Summer is by far my favorite season! I seem to have an emotional attachment, perhaps because it's the season I was born in. All I have to do is take one step onto the cool crisp grass with my bare feet and I'm instantly taken back to my childhood. But aside from the nostalgia, warm breezes and carefree summer nights, it's all about the food! Summer produce makes cooking a breeze. Who doesn't love that?! It's so easy to combine your favorite fruits and vegetables into dishes like pasta and salads. This week's Spinach Salad with Peaches and Gorgonzola is the perfect example of how easy it is to make a great tasting summer inspired meal.
The Key to Great Tasting Summer Salads
Use fresh ingredients.
It may sound obvious but fresh ingredients are the key to great tasting salads. Wilted or discolored greens are immediately a turn off for me. If you want the best texture and flavor from your salads, make sure your greens are not sitting out of the fridge too long, especially in summer when humidity and heat can really take a toll. If you want to prepare your salad ahead of time, make sure to prep ingredients separately and then refrigerate when necessary until ready to serve. Nuts and seeds tend to lose their crispness when refrigerated so keep them at room temperature. When you're ready to eat you can simply toss everything together. Always add dressing last to preserve the texture of the salad.
When using fruit, make sure it's ripe.
Again, without sounding obvious, this tip can make a huge difference in the flavor of your salad. The riper the fruit is the sweeter it will be. Fruit that is slightly sour and/or too firm can be unpleasant and disappointing. So, be patient and plan ahead. If you know you want to use a particular fruit in a dish, make sure to give it some time to ripen, if necessary. It will be worth the wait.
You may also notice you need to use less dressing when the fruit is juicy and flavorful. This can be key if you're trying to cut back on calories, as we all know dressings can pack a hefty punch in terms of caloric density.
Add different textures.
Combining different textures like raw crunchy vegetables with softer ripened fruits adds complexity to your salad. Building on textures with nuts, seeds, cheeses and whole grains can make the difference between a boring salad or one that you can't wait to dig into. In doing so, you're also more likely to be adding more nutritional value in the form of fiber, vitamins and minerals.
Spinach Salad Ingredients
- Spinach- I'll be honest, spinach is not my favorite type of salad green. However, I do love it with fruity salads like this. When served crisp along with the sweetness of the fruit and tanginess of the gorgonzola, I seem to forget I'm eating something really healthy.
- Peaches- There is nothing like biting into a perfectly ripe and juicy peach in the summer. If you don't have peaches on hand you could also use nectarines or even strawberries would work nicely.

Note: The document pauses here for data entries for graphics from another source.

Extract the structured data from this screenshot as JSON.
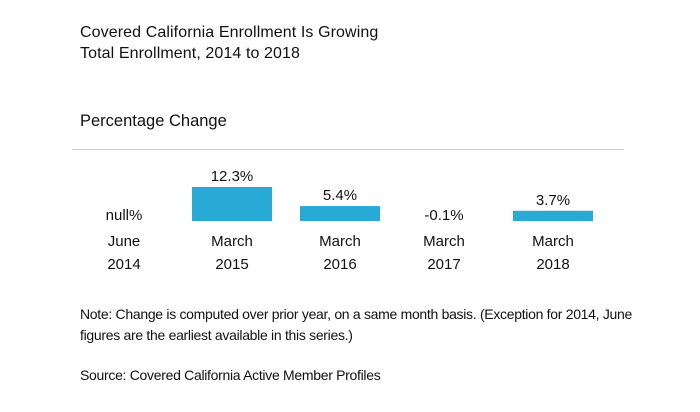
{
  "header": {
    "title": "Covered California Enrollment Is Growing",
    "subtitle": "Total Enrollment, 2014 to 2018"
  },
  "section_label": "Percentage Change",
  "footer": {
    "note": "Note: Change is computed over prior year, on a same month basis. (Exception for 2014, June figures are the earliest available in this series.)",
    "source": "Source: Covered California Active Member Profiles"
  },
  "chart_data": {
    "type": "bar",
    "title": "Percentage Change",
    "categories": [
      {
        "month": "June",
        "year": "2014"
      },
      {
        "month": "March",
        "year": "2015"
      },
      {
        "month": "March",
        "year": "2016"
      },
      {
        "month": "March",
        "year": "2017"
      },
      {
        "month": "March",
        "year": "2018"
      }
    ],
    "values": [
      null,
      12.3,
      5.4,
      -0.1,
      3.7
    ],
    "data_labels": [
      "null%",
      "12.3%",
      "5.4%",
      "-0.1%",
      "3.7%"
    ],
    "units": "%",
    "bar_color": "#29a9d6",
    "grid": false,
    "legend": "none"
  }
}
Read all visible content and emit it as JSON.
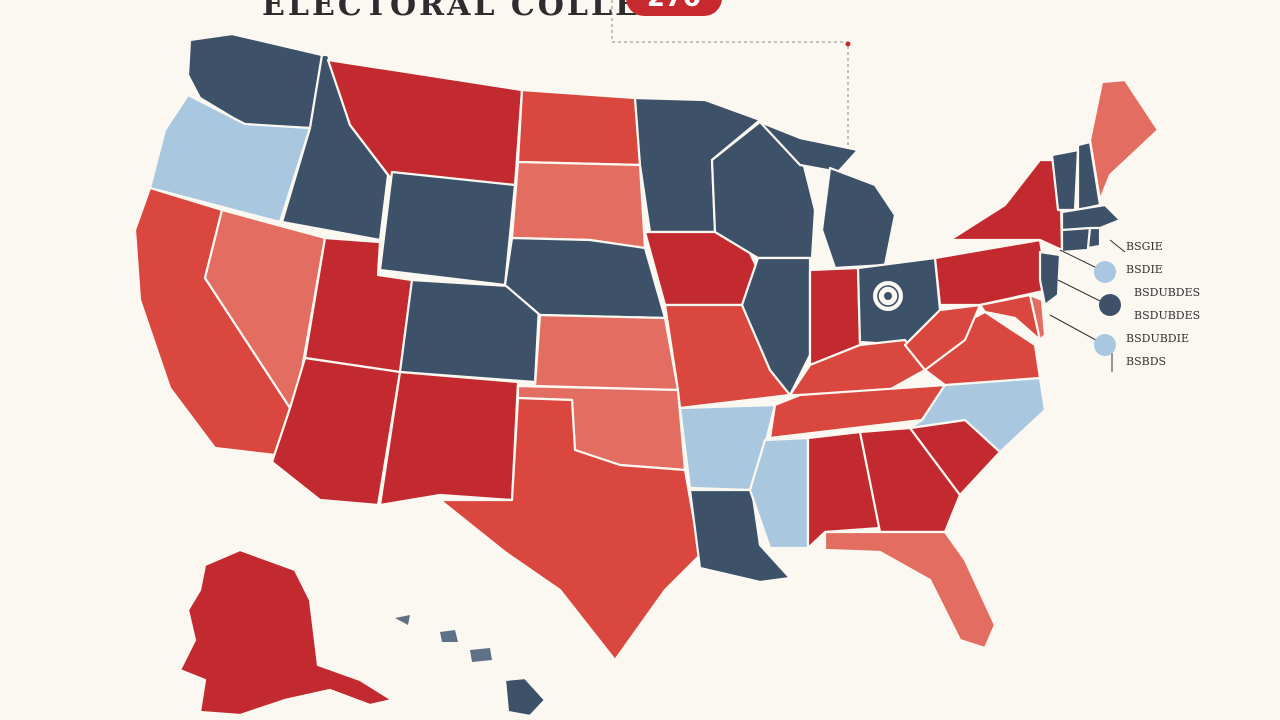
{
  "header": {
    "title": "ELECTORAL COLLEGE",
    "badge_text": "270"
  },
  "colors": {
    "background": "#fbf8f2",
    "dark_red": "#c32a2f",
    "red": "#d9473f",
    "light_red": "#e46d62",
    "dark_blue": "#3d5168",
    "light_blue": "#a9c8e0"
  },
  "legend": {
    "items": [
      {
        "label": "BSGIE",
        "swatch": ""
      },
      {
        "label": "BSDIE",
        "swatch": "light_blue"
      },
      {
        "label": "BSDUBDES",
        "swatch": ""
      },
      {
        "label": "BSDUBDES",
        "swatch": "dark_blue"
      },
      {
        "label": "BSDUBDIE",
        "swatch": "light_blue"
      },
      {
        "label": "BSBDS",
        "swatch": ""
      }
    ]
  },
  "ohio_emblem_icon": "seal-icon",
  "states": {
    "WA": "dark_blue",
    "OR": "light_blue",
    "CA": "red",
    "ID": "dark_blue",
    "NV": "light_red",
    "MT": "dark_red",
    "WY": "dark_blue",
    "UT": "dark_red",
    "AZ": "dark_red",
    "CO": "dark_blue",
    "NM": "dark_red",
    "ND": "red",
    "SD": "light_red",
    "NE": "dark_blue",
    "KS": "light_red",
    "OK": "light_red",
    "TX": "red",
    "MN": "dark_blue",
    "IA": "dark_red",
    "MO": "red",
    "AR": "light_blue",
    "LA": "dark_blue",
    "WI": "dark_blue",
    "IL": "dark_blue",
    "MS": "light_blue",
    "MI": "dark_blue",
    "IN": "dark_red",
    "OH": "dark_blue",
    "KY": "red",
    "TN": "red",
    "AL": "dark_red",
    "GA": "dark_red",
    "FL": "light_red",
    "SC": "dark_red",
    "NC": "light_blue",
    "VA": "red",
    "WV": "red",
    "PA": "dark_red",
    "NY": "dark_red",
    "NJ": "dark_blue",
    "DE": "light_red",
    "MD": "red",
    "CT": "dark_blue",
    "RI": "dark_blue",
    "MA": "dark_blue",
    "VT": "dark_blue",
    "NH": "dark_blue",
    "ME": "light_red",
    "AK": "dark_red",
    "HI": "dark_blue"
  }
}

- Candied Walnuts- The nutty sweet flavor of candied walnuts adds another dimension of flavor that I think is really key to this salad.

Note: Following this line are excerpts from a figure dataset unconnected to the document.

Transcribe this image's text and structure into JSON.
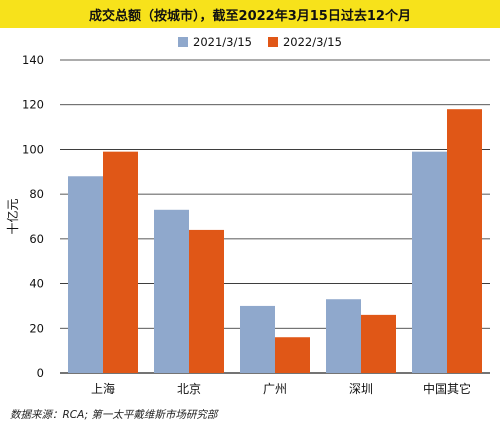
{
  "title": "成交总额（按城市），截至2022年3月15日过去12个月",
  "source": "数据来源：RCA; 第一太平戴维斯市场研究部",
  "colors": {
    "title_bg": "#f7e21b",
    "series_2021": "#8fa8cc",
    "series_2022": "#e05717",
    "grid": "#222222"
  },
  "chart_data": {
    "type": "bar",
    "categories": [
      "上海",
      "北京",
      "广州",
      "深圳",
      "中国其它"
    ],
    "series": [
      {
        "name": "2021/3/15",
        "values": [
          88,
          73,
          30,
          33,
          99
        ]
      },
      {
        "name": "2022/3/15",
        "values": [
          99,
          64,
          16,
          26,
          118
        ]
      }
    ],
    "ylabel": "十亿元",
    "ylim": [
      0,
      140
    ],
    "yticks": [
      0,
      20,
      40,
      60,
      80,
      100,
      120,
      140
    ],
    "grid": true,
    "legend": "top"
  }
}
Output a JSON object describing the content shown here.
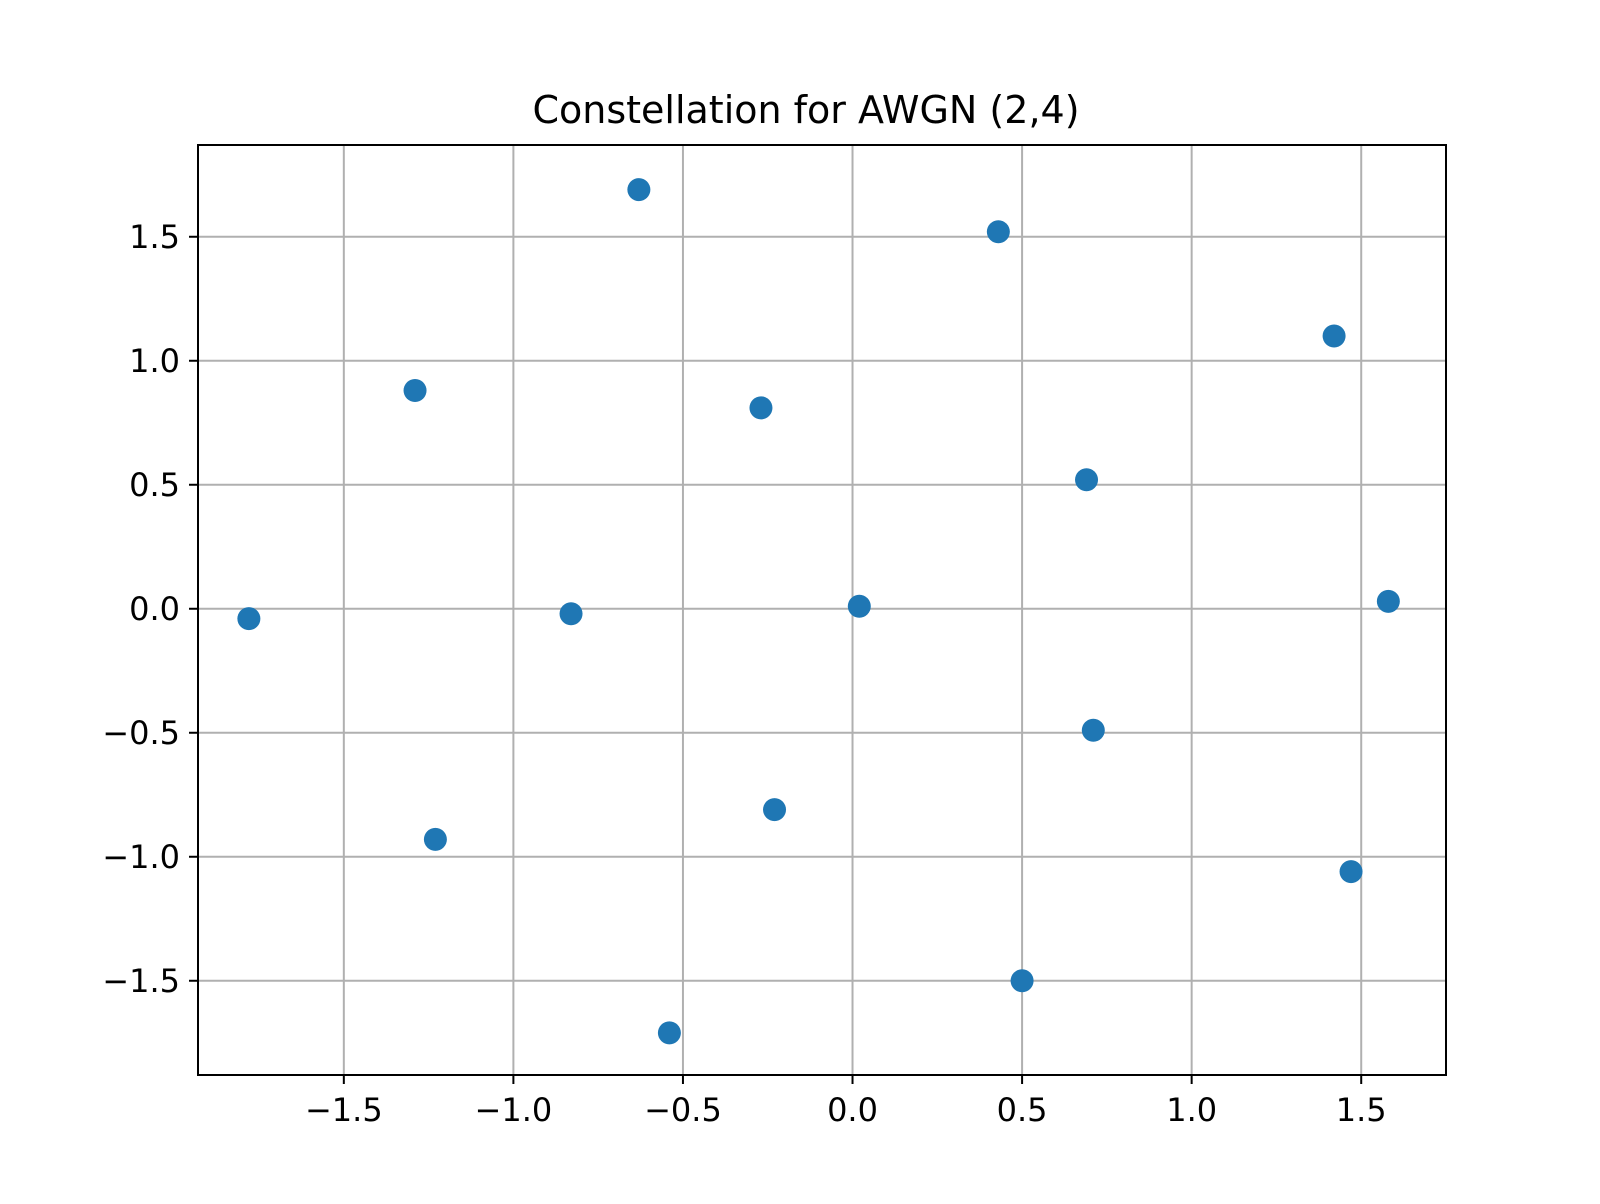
{
  "chart_data": {
    "type": "scatter",
    "title": "Constellation for AWGN (2,4)",
    "xlabel": "",
    "ylabel": "",
    "xlim": [
      -1.93,
      1.75
    ],
    "ylim": [
      -1.88,
      1.87
    ],
    "xticks": [
      -1.5,
      -1.0,
      -0.5,
      0.0,
      0.5,
      1.0,
      1.5
    ],
    "xtick_labels": [
      "−1.5",
      "−1.0",
      "−0.5",
      "0.0",
      "0.5",
      "1.0",
      "1.5"
    ],
    "yticks": [
      -1.5,
      -1.0,
      -0.5,
      0.0,
      0.5,
      1.0,
      1.5
    ],
    "ytick_labels": [
      "−1.5",
      "−1.0",
      "−0.5",
      "0.0",
      "0.5",
      "1.0",
      "1.5"
    ],
    "grid": true,
    "marker_color": "#1f77b4",
    "grid_color": "#b0b0b0",
    "points": [
      {
        "x": -1.78,
        "y": -0.04
      },
      {
        "x": -1.29,
        "y": 0.88
      },
      {
        "x": -1.23,
        "y": -0.93
      },
      {
        "x": -0.83,
        "y": -0.02
      },
      {
        "x": -0.63,
        "y": 1.69
      },
      {
        "x": -0.54,
        "y": -1.71
      },
      {
        "x": -0.27,
        "y": 0.81
      },
      {
        "x": -0.23,
        "y": -0.81
      },
      {
        "x": 0.02,
        "y": 0.01
      },
      {
        "x": 0.43,
        "y": 1.52
      },
      {
        "x": 0.5,
        "y": -1.5
      },
      {
        "x": 0.69,
        "y": 0.52
      },
      {
        "x": 0.71,
        "y": -0.49
      },
      {
        "x": 1.42,
        "y": 1.1
      },
      {
        "x": 1.47,
        "y": -1.06
      },
      {
        "x": 1.58,
        "y": 0.03
      }
    ]
  }
}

- Gorgonzola- Salty, tangy and creamy this blue cheese compliments the sweetness of the peaches and candied walnuts. You could also keep this recipe vegan by substituting a delicious herbed vegan cashew cheese. Miyoko's make delicious vegan cheeses that I've used many times for this salad.
- Red Onions- Aside from adding a beautiful pop of color, thin slices of red onion boost the savory element of this salad.
- Balsamic Dressing- I used a regular store bought balsamic dressing for this salad to save some time, but you could easily make your own at home by whisking together a bit of vinegar, olive oil, garlic salt, pepper and Italian herbs.
Recipe Substitutions + Add Ons
- You can easily substitute your favorite summer fruit here. Nectarines, strawberries and apricots would also be a great choice.
- If you are allergic to nuts or even if you're not, pumpkin or sunflower seeds could be a delicious substitution or add on in this salad.
- Make it vegan by using any vegan cheese that has a sharp punch.
- If you don't have red onions, shallots would also be mild enough for this recipe.
- For added texture try some crispy croutons, or serve with your favorite crackers.
If you liked this recipe, you may also enjoy this Tomato & Cucumber Salad with Bocconcini.
Spinach Salad with Peaches & Gorgonzola
- 6 cups spinach leaves
- 2 peaches thinly sliced
- ¼ cup candied walnuts crushed
- ¼ cup Gorgonzola crumbled (or favorite blue cheese crumbled)
- ½ red onion thinly sliced
- 3 tablespoon balsamic vinegar dressing favorite store bought or homemade version
- In a medium to large bowl, add the spinach, peaches, onions and walnuts together and toss to combine.
- Add the dressing and toss again.
- Sprinkle with Gorgonzola cheese.
- Serve immediately (add more cheese, walnuts or dressing as desired).